Ayer recibimos un email de unos padres agradecidos y me ha gustado tanto que les he pedido permiso para publciarla y aquí os la comparto.

 

Hola Álvaro y equipo:

Hace unos meses os escribimos para preguntaros por el curso de Pantallas Bajo Control y nos respondisteis muy amablemente que podíamos probarlo sin compromiso y que, si no nos convencía, podíamos solicitar el reembolso.

En aquel email os contábamos que nuestros hijos, de 5 y 7 años, se pasaban gran parte del día con las pantallas. El mayor con la Switch y la pequeña con la televisión.

No era una situación dramática ni teníamos grandes problemas de comportamiento.

Pero nos daba mucha pena que el verano estuviera transcurriendo así.

Teníamos la sensación de que los días pasaban demasiado deprisa y de que nuestros hijos se estaban perdiendo muchas cosas bonitas de esta etapa.

Queríamos verlos jugando más, inventando cosas, bajando a la piscina, pasando tiempo con amigos o incluso aburriéndose de vez en cuando.

Sin embargo, cada vez era más frecuente escuchar:

“Solo una partida más.”

“Otro capítulo.”

“Cinco minutos más.”

Y al final terminábamos cediendo más veces de las que nos hubiera gustado.

Por eso decidimos apuntarnos al curso.

Y hoy os escribimos para daros las gracias.

Lo primero que cambió fue el verano.

No porque desaparecieran las pantallas de un día para otro.

Eso no ocurrió.

Pero aprendimos a organizarnos mejor, a poner algunos límites sencillos y, sobre todo, a dejar de improvisar.

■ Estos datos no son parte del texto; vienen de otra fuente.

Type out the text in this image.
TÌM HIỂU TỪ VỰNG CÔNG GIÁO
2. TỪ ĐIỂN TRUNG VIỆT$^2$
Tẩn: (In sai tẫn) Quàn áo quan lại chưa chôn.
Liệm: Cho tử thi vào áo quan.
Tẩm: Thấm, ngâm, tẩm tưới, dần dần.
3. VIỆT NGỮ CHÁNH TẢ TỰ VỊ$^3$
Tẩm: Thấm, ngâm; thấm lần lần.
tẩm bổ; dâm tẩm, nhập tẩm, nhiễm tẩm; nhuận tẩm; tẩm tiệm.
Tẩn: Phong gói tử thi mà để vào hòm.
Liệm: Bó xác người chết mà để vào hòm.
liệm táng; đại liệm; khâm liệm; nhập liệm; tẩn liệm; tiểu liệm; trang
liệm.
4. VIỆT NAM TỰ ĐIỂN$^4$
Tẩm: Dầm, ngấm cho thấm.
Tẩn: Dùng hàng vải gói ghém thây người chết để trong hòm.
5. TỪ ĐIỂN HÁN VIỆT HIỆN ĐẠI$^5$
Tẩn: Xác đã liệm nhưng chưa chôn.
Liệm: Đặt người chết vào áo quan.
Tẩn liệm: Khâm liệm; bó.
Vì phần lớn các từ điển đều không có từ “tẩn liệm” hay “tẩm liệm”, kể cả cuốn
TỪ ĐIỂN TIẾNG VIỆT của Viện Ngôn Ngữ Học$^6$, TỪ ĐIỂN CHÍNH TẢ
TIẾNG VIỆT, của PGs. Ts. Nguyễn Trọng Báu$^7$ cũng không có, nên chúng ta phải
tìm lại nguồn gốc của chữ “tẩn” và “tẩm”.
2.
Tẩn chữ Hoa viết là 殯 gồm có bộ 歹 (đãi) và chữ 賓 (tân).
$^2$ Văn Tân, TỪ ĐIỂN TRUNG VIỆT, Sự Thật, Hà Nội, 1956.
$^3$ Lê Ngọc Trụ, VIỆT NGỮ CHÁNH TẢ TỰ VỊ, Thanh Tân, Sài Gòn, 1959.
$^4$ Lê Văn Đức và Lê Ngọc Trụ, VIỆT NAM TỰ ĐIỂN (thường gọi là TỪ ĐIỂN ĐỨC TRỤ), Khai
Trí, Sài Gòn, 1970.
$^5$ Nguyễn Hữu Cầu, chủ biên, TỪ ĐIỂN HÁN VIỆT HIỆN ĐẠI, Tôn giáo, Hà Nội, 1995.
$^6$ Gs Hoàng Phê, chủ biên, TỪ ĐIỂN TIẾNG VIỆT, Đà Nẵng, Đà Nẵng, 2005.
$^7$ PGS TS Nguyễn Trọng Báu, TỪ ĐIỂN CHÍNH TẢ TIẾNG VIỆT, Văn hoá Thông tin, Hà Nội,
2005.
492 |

Poco a poco empezamos a notar cambios.

Menos discusiones.

Menos negociaciones.

Más tranquilidad.

Más tiempo en familia.

Más ganas de hacer cosas fuera de casa.

Y para nuestra sorpresa, lo mejor no fue el verano.

Lo mejor vino después.

Pensábamos que en septiembre volveríamos a las mismas dinámicas de siempre, pero no fue así.

Han pasado ya varios meses y muchas de las cosas que aprendimos siguen formando parte de nuestro día a día.

Las pantallas han dejado de ser un motivo constante de tensión.

Nos sentimos mucho más tranquilos y seguros a la hora de poner límites.

Y nuestros hijos también parecen estar más cómodos con las normas.

Por eso queríamos escribiros.

Porque a veces hacemos cursos y, al cabo de unas semanas, todo vuelve a ser como antes.

En nuestro caso no ha sido así.

Y creemos que merecía la pena decíroslo.

Bueno, que simplemente queríamos daros las gracias.

Nos vemos en la conferencia de Cádiz en enero y esperamos poder saludar a Álvaro en persona.

Un abrazo y gracias por vuestro trabajo.